Bron: https://www.bertha-dudde.org/nl/proclamation/2831

2831 De missie van hen die GOD willen dienen 't Verbreiden van de waarheid

30 juli 1943: Boek 37

Het is een uitermate zware missie de van GOD afvallige mensen weer op de juiste weg te brengen, op de weg van het inzien, de weg die naar GOD leidt. Het is een missie die uiterst geduld en grote liefde en volharding vergt en daarom stellen zich maar zelden mensen voor zo'n taak ter beschikking.

Maar deze weinigen werken voor het rijk GOD's en zullen ook gezegend zijn, zolang ze zich wijden aan deze arbeid. Het gebrek aan door GOD geschoolde krachten heeft een zodanige uitwerking dat de mensen slechts zelden in de waarheid wandelen, en dit heeft weer tot gevolg dat ze hun leven niet hoog genoeg waarderen om het, in overeenstemming daarmee, ten volle te benutten voor hun ziel.
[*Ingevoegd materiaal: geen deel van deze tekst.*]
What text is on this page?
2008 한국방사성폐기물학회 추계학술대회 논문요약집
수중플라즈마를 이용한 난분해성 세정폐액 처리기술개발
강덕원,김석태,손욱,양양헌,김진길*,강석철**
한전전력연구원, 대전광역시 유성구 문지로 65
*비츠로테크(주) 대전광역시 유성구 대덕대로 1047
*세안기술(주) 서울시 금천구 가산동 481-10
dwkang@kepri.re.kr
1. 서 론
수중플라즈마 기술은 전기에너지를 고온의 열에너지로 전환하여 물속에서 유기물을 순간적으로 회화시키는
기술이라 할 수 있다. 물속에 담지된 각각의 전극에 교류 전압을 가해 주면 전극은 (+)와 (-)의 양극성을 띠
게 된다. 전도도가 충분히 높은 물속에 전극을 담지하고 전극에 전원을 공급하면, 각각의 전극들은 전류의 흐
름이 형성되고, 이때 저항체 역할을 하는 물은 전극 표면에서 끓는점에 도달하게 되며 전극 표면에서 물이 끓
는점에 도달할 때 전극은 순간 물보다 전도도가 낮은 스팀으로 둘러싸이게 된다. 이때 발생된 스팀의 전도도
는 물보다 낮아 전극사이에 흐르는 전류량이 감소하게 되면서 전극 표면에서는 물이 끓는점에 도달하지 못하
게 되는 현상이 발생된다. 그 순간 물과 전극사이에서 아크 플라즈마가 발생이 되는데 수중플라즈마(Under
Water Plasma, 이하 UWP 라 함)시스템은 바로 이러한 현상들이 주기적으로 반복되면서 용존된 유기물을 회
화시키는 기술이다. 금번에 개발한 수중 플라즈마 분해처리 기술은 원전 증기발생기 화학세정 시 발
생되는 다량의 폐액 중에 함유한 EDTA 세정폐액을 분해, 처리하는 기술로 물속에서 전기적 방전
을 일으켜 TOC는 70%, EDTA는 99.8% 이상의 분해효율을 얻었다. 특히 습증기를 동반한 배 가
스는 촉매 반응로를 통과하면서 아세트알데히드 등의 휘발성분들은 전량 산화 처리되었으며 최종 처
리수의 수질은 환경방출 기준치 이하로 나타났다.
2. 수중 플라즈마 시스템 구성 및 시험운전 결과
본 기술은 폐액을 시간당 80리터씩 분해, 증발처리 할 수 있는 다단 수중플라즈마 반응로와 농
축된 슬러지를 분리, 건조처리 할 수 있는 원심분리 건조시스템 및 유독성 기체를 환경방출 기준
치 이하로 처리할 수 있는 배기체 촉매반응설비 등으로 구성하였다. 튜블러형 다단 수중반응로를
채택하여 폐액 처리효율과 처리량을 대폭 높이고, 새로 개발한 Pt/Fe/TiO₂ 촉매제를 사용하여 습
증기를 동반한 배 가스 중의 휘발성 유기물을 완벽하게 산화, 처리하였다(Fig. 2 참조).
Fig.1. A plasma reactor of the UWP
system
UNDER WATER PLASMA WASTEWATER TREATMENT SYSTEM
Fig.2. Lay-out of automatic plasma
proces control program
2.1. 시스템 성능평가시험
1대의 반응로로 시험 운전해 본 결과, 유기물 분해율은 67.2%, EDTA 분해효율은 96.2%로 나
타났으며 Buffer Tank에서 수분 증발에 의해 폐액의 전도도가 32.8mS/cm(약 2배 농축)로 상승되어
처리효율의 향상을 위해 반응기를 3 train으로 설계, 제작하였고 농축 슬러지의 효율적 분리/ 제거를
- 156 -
Wordt hun de zuivere waarheid aangeboden, zodat ze de zin en het doel van de mens op aarde begrijpen, dan zullen ze ook hun leven dienovereenkomstig leiden, als hun instelling niet geheel anti-GOD is en ze zonder enig weten menen voort te kunnen leven.

Wie niet inziet dat er een GOD is, die zal ook geen leerstellingen aannemen en moeilijk op de juiste weg gebracht worden. Wie echter GOD niet helemaal weerstreeft, kan door de hem aangeboden waarheid tot inzicht komen zodra deze hem in liefde en geduld wordt overgebracht. De waarheid spreekt voor zich alleen, de waarheid heeft de kracht in zich en alles zou de mens makkelijk te begrijpen en aanneembaar voorkomen als hun niet tevoren dwaling zou zijn verteld, die hun blik vertroebeld en hun wil verzwakt had. En toch moet de dwaling door de waarheid worden weggedrongen en dat is de missie van hen op aarde die GOD willen dienen, die zelf vaststaan in de waarheid en daarom ook het inzicht hebben welke de gevolgen zijn van een leven in dwaling.

Ze moeten vastberaden werkzaam zijn in het doorgeven van de waarheid, die ze zelf van GOD ontvangen voor juist deze zending. Meestal zullen ze op weerstand stuiten, ze zullen meer afwijzing dan instemming ervaren en mogen zich daar toch niet door laten ontmoedigen. De liefde voor de dwalende zielen moet hen ertoe aanzetten, steeds en steeds weer zich om hen te bekommeren en hen in de waarheid te onderwijzen.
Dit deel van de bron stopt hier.